1.2 Secure communication systems

Chaotic signals have been proposed as broadband information carriers with the potential of providing a high level of robustness and privacy in data transmission in the physical layer. In the conventional communications systems an optical oscillator (based on a semiconductor laser), generates a coherent optical carrier on which the information is encoded using one of the many available modulation schemes. On the contrary, in the proposed approach the transmitter consists of an optical oscillator forced to operate at the chaotic regime by an external feedback, producing thus an optical carrier with extremely broadened spectrum (in the order on many tens of GHz). The information (typically an OOK bit stream) is encoded on this chaotic carrier using different techniques (e.g. a simple yet efficient method is to use an external optical modulator electrically driven by the information bit stream while at its input is coupled the optical chaotic carrier). It is practically impossible to extract this encoded information using conventional techniques like linear filtering, frequency domain analysis or phase space reconstruction, assuming a high complexity in signal carrier and message amplitude that does not exceed a few percent of the amplitude of the chaotic carrier. At the receiver side of the system a second chaotic oscillator is used, as "similar" as possible to that of the transmitter. This "similarity" refers to:

  • Semiconductor laser structural, emission (emitting wavelength, slope efficiency, current threshold, etc.) and intrinsic parameters (linewidth enhancement factor, non-linear gain, photon lifetime, etc.)
  • Feedback loop characteristics (cavity length, cavity losses, possible non-linearity, etc.)
  • Operating parameters (bias currents, feedback strength, etc.)

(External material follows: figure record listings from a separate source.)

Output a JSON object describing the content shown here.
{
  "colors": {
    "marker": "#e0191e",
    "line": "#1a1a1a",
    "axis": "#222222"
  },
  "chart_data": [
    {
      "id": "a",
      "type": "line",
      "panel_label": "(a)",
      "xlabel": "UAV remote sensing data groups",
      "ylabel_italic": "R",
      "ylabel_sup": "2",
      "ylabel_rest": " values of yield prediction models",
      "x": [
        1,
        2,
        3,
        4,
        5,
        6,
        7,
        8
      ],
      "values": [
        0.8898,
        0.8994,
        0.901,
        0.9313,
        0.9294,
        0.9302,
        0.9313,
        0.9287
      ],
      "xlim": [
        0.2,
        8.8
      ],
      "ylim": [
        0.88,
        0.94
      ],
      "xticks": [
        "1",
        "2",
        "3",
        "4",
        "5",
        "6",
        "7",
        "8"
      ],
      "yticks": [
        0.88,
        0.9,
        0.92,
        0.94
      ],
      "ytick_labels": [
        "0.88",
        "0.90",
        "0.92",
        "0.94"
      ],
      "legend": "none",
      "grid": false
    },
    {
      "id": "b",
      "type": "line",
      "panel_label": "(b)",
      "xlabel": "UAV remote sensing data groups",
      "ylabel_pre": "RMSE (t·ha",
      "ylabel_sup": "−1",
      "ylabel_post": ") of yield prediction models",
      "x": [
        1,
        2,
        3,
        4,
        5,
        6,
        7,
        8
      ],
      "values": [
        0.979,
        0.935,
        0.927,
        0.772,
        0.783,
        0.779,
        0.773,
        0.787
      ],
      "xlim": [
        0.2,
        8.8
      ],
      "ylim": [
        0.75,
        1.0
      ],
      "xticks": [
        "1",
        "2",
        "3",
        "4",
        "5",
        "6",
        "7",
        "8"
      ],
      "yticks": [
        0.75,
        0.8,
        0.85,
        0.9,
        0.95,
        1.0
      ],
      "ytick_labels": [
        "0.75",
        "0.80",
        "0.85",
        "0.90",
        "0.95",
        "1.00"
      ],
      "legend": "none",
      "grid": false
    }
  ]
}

The above set of hardware-related parameters constitutes the key of the encryption procedure.

 

Laboratory demonstrations of chaos-based optical communications have already shown the potential of this technology. In Optical Communications Laboratory, for the very first time, high-speed long-distance communication based on chaos data encryption over a commercial installed fiber-optic channel has been demonstrated. A chaotic optical carrier generated by semiconductor lasers with optical feedback or by photonic integrated circuits has been used to encode a message for transmission over 120 km of optical fiber in the metropolitan area network of Athens, Greece. The message is decoded using an appropriate chaotic receiver which, by synchronizing with the chaotic carrier, allows for the separation of the carrier and the message. Transmission rates in the gigabit per second range have been achieved, with corresponding bit-error rates as low as 10^(-11). The system used matched pairs of chaotic emitters and receivers and off-the-shelf fiber-optic telecommunication components. Our results show that information can be transmitted at high bit rates using deterministic chaos in a manner that is robust to perturbations and channel disturbances unavoidable under real-world conditions.

 

Related projects:

  • OCCULT
  • PICASSO

 

Significant publications:

  • A. Argyris, D. Syvridis, L. Larger, V. Annovazzi-Lodi, P. Colet, I. Fischer, J. Garcia-Ojalvo, C.R. Mirasso, L. Pesquera and K.A. Shore, “Chaos-based communications at high bit rates using commercial fibre-optic links”, Nature, vol. 438, n. 7066, pp. 343-346, November 2005.
  • D. Syvridis, A. Argyris, A. Bogris, M. Hamacher and I. Giles, "Integrated devices for optical chaos generation and communication applications", IEEE Journal of Quantum Electronics, vol. 45, n. 11, pp. 1421-1428, November 2009.
  • A. Argyris, E. Grivas, M. Hamacher, A. Bogris and D. Syvridis, "Chaos-on-a-chip secures data transmission in optical fiber links", Optics Express, vol. 18, n. 5, pp. 5188-5198, March 2010.
  • A. Argyris, E. Grivas, A. Bogris and D. Syvridis, "Transmission Effects in Wavelength Division Multiplexed Chaotic Optical Communication Systems", IEEE Journal of Lightwave Technology, vol. 28, n. 21, pp. 3107-3114, November 2010.